Wednesday, October 26, 2005

Cambridge

Last week, Cambridge flirted with us: she was beautiful: precocious trees blushing and burning and frisky in brisk air, the sky blue and stuck with pearled clouds, clotted paint, and the wind perpetually moving, blowing, so that you can never smell the smoke when you walk by another bundled pedestrian with a jeweled, glowing cigarette in his hand. It was one of those quaint New England nightmare perfect scenes (and thanks to my short fiction class, I have learned that with Lizzie Bordon and Chappaquiddick and John Cheever to its name, New England is full of nightmares).

I recently read a piece of short fiction that described a man this way: "He looked like a veteran of middle-age and wore the trappings of his compromised taste in fashion like battle scars: short-cuffed pants and creepy Italian leather sandals." I liked the phrase immensely: "his compromised taste in fashion." A compromise forced upon him by middle age; his clothes the trappings of age, can you imagine?

Now, Cambridge is dark and gusty, blustering with fury because Wilma upset her, and now the precocious trees have lost their pretty leaves, which are extinguished, flattened, plastered wet to the ground.

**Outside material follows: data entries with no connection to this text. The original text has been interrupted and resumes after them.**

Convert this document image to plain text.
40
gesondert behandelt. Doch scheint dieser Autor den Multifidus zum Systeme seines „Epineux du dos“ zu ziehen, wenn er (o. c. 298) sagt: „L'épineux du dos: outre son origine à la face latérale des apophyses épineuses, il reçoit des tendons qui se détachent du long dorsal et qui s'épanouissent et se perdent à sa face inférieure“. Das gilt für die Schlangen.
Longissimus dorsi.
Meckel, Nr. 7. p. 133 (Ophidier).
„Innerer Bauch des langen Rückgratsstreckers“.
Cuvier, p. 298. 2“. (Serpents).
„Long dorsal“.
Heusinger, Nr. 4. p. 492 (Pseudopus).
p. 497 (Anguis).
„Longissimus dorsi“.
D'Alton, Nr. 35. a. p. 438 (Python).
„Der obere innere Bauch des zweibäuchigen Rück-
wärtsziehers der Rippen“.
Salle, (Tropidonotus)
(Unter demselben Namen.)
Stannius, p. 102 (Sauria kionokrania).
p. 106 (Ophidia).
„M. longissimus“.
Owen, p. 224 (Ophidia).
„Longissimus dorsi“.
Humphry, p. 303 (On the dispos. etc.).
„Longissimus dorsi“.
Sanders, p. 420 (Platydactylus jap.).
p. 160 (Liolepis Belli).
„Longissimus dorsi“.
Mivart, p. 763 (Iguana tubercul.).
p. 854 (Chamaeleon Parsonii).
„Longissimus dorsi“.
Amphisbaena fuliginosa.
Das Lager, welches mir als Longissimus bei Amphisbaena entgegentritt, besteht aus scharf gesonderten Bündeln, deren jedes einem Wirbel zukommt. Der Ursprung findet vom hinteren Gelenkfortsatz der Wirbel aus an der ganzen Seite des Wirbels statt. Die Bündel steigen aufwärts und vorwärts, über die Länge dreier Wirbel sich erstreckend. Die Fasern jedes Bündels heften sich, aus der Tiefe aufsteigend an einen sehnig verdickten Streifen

The last thing I read was Joyce Carol Oates's Black Water, a novella loosely based on Ted Kennedy's adventure in Chappaquiddick. I use "adventure" in that stupid ironic sense, since he killed a young woman. Oates writes like a record whose grooves are all wrong and keep leading you back to the same point, or more accurately perhaps, a terrifying funhouse with all of her banal and overused themes reflecting back and repeating and never relenting and only because of their oppressive repetition are they made terrifying.

I have a headache (I think I thought it up, because I was fine 20 minutes ago), and it's not piercing, thank goodness, just a hard, tumic sensation. It's been growing for a while; I hope it's not a caffeine dependence. I feel like the end of the beginning is coming soon, and I have no conclusions about college life--all I know is that it's cold, windy, I've got a paper to write and things to read, and I haven't smiled in a long time.